The symptoms of heat stroke, according to the Centers for Disease Control and Prevention, include a high body temperature (103 degrees Fahrenheit, or 39.5 degrees Celsius, or higher); hot, red, dry or damp skin; a fast and strong pulse; a headache; dizziness; nausea; confusion and passing out. If someone is experiencing these symptoms, call your local emergency number and try to move the person into the shade or a cooler area. You can also use cool cloths or a cool bath to lower the person’s body temperature. Do not give him or her anything to drink.

Making matters more confusing, a compromised ability to make rational decisions can also be a symptom of heat stroke, so be aware that people with heat-related illnesses may deny feeling ill. Watch out for other signs that might hint at a problem, such as if they start stumbling or appear less coordinated than usual. Ask them if they have a headache, nausea or dizziness. Talk to them about a variety of topics to see if they exhibit symptoms of confusion.

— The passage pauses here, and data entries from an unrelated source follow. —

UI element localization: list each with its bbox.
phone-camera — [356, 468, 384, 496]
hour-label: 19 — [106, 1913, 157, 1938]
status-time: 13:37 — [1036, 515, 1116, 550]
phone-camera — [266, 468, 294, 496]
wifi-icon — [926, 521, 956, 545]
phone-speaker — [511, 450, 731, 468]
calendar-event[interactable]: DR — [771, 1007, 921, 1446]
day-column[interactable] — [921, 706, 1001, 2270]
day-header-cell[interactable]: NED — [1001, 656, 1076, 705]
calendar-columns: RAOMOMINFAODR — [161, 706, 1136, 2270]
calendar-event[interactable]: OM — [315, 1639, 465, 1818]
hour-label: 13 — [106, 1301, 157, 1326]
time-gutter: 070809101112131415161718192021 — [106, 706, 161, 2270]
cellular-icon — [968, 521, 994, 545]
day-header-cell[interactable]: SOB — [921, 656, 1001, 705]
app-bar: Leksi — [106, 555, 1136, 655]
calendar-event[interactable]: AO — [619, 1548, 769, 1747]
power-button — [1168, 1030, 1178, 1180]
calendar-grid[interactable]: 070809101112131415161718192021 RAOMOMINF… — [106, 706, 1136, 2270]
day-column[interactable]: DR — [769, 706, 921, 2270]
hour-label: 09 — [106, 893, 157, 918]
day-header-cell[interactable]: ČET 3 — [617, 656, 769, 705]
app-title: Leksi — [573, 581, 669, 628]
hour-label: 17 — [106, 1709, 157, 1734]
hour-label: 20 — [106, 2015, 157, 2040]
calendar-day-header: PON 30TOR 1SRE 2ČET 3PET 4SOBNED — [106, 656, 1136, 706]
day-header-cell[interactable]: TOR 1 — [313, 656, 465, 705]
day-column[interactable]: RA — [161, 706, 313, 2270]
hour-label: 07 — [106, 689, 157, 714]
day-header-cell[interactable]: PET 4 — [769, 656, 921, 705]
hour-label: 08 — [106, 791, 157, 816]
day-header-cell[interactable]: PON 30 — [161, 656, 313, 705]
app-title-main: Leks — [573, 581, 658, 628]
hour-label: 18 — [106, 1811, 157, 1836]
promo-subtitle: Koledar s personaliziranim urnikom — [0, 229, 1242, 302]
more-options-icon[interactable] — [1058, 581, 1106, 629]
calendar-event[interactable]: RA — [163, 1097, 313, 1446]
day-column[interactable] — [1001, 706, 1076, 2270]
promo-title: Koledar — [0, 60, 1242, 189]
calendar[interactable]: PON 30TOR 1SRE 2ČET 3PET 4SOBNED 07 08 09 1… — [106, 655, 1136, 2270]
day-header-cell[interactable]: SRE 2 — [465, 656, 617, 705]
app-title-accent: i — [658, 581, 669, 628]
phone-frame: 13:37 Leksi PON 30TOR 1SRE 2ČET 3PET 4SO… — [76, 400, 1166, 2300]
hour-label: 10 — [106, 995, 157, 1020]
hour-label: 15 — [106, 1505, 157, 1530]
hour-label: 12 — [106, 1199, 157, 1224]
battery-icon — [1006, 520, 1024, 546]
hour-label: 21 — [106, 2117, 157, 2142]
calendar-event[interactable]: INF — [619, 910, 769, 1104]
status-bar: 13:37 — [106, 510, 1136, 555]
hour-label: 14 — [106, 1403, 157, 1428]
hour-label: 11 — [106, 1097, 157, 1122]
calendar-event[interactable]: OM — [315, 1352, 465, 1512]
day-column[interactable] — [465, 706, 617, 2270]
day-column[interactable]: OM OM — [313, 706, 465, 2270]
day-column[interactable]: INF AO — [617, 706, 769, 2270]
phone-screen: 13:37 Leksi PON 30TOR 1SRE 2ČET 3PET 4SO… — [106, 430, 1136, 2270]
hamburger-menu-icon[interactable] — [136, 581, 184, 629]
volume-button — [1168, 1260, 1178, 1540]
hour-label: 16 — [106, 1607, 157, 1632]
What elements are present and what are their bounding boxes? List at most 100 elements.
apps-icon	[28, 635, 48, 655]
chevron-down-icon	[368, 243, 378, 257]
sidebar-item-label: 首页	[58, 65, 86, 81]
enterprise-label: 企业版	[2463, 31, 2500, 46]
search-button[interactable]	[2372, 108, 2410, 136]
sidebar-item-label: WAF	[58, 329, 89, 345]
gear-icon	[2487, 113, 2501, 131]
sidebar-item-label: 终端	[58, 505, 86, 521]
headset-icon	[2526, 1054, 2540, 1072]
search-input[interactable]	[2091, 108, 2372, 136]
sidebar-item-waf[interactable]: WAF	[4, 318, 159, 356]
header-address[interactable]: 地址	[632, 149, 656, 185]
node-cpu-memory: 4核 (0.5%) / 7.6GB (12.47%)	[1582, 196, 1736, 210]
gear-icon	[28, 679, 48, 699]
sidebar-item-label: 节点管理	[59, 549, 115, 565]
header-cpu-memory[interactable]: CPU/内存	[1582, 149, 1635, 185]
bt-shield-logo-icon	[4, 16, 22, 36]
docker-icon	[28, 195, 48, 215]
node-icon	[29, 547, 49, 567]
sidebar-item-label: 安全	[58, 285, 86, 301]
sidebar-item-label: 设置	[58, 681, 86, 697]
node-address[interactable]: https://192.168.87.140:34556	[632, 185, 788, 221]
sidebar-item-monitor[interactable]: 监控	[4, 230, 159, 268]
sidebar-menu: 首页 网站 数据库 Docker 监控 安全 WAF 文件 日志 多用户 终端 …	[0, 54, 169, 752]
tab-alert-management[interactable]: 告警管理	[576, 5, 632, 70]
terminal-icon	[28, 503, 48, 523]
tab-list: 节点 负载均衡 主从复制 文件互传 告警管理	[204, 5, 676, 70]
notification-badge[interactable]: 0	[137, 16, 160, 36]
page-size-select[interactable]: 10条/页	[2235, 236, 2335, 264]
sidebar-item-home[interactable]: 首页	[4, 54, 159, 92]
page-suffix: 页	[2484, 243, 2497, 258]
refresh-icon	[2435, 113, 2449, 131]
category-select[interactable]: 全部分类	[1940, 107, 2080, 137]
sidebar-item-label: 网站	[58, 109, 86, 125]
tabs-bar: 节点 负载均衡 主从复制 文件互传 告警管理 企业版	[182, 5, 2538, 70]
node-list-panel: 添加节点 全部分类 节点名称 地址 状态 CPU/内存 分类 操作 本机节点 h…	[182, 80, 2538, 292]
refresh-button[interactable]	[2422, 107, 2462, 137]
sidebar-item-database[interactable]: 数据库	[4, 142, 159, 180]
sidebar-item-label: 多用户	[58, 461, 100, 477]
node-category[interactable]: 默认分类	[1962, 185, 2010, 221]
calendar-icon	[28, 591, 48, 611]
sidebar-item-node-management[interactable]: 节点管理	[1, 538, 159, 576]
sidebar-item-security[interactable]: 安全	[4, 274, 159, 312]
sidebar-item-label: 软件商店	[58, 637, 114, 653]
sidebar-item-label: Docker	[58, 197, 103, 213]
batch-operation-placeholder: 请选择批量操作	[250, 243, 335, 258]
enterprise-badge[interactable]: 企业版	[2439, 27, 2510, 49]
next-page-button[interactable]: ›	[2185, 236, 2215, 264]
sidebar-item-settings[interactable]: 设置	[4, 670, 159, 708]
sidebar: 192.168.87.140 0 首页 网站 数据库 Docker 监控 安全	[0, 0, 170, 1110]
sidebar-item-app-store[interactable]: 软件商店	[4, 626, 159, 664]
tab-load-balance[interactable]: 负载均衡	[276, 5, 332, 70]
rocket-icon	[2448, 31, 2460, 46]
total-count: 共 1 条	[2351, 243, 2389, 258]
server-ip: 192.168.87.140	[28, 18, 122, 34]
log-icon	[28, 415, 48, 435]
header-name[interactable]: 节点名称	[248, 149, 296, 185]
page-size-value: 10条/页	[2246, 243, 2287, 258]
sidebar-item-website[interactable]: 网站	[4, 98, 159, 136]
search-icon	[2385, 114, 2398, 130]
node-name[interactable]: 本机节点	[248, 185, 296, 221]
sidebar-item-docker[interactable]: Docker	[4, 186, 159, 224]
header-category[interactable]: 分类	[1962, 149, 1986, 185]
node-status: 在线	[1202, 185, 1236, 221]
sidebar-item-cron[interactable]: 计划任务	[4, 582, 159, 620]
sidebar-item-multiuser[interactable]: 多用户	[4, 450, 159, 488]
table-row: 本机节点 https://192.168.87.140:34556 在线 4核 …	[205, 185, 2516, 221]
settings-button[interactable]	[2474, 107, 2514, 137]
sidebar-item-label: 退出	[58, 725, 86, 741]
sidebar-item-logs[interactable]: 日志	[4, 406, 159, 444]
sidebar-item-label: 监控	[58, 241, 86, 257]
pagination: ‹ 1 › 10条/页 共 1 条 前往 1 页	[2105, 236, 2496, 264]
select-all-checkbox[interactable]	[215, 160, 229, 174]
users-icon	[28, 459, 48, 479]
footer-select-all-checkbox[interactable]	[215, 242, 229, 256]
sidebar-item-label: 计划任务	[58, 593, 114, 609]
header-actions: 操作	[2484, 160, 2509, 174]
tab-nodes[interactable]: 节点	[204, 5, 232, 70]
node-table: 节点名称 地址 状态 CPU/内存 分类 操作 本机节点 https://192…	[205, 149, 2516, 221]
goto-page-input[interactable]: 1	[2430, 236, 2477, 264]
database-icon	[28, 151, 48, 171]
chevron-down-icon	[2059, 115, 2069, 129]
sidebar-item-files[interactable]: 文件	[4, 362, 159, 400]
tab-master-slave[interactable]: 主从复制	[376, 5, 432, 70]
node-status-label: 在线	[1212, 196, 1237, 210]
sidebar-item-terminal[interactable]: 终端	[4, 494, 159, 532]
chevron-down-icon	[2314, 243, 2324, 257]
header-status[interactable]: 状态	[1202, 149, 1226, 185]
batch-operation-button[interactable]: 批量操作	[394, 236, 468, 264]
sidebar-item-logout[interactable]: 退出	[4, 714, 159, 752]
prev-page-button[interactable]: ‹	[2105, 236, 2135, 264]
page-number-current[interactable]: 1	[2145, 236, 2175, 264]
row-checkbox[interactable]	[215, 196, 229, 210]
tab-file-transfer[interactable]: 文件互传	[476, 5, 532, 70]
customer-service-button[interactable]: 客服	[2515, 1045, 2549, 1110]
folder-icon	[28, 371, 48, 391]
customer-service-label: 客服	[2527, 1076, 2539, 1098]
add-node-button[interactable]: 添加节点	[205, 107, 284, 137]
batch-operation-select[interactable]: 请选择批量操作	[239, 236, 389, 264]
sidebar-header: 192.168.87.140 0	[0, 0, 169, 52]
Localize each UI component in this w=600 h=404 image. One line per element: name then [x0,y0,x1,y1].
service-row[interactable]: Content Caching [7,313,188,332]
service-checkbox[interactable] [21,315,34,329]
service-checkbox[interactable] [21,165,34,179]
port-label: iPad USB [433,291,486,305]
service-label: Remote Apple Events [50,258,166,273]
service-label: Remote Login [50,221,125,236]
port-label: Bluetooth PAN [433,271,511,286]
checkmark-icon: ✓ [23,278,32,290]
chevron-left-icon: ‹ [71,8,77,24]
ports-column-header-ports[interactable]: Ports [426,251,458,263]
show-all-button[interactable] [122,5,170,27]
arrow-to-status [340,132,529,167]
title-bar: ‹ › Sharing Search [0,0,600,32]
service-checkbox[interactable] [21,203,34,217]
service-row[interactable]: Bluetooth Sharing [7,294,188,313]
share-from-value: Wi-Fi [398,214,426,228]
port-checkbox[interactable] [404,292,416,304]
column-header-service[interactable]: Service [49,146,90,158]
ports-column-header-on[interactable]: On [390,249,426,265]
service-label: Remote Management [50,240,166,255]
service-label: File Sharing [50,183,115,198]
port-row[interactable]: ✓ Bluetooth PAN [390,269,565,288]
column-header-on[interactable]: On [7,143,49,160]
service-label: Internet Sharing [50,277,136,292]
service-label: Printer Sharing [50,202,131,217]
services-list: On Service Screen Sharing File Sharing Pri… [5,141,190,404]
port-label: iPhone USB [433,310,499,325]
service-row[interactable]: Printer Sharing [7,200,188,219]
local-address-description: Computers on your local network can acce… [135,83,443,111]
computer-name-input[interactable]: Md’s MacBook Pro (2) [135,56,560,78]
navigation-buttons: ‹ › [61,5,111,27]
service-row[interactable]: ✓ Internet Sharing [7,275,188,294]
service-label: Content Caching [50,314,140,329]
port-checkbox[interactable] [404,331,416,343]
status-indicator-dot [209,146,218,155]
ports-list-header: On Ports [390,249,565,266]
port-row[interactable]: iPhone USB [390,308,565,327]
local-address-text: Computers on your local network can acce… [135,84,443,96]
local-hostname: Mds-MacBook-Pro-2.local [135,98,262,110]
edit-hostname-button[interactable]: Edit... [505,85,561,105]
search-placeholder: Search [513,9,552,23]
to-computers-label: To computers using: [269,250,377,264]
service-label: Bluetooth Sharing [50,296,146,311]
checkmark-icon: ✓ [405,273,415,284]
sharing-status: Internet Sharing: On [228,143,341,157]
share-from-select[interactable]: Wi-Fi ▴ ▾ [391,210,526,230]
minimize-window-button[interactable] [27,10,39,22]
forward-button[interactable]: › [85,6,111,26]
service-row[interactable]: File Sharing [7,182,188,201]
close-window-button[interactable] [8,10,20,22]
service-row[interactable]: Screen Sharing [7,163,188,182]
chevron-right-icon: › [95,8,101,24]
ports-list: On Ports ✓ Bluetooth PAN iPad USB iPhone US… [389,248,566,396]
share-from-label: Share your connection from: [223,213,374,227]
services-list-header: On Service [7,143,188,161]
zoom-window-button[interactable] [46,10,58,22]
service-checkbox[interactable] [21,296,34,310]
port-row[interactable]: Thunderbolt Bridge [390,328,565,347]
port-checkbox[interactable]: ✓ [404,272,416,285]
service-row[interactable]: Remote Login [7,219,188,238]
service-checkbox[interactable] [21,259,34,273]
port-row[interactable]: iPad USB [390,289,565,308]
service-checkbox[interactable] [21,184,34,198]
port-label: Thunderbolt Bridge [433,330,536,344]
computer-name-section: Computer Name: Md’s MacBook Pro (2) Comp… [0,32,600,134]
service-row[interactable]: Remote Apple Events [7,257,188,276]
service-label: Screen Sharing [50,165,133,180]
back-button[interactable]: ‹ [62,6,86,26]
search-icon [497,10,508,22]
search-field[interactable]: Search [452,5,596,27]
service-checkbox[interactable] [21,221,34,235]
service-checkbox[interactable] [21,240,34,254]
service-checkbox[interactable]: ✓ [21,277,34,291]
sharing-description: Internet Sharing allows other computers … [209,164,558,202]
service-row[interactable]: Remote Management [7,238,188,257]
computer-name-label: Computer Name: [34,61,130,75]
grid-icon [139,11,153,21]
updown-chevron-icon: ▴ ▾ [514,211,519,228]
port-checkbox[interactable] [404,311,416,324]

If you suspect someone is having a problem with the heat, err on the side of caution and insist he or she gets into the shade or somewhere cool. People thought to be experiencing heat stroke should drink plenty of water; you can also spray their body with cold water or rub them down with ice or a cold cloth. If they don’t cool down quickly, seek medical advice.

Children should be instructed that if their friends ever start acting confused or mumbling in the heat, they should alert an adult.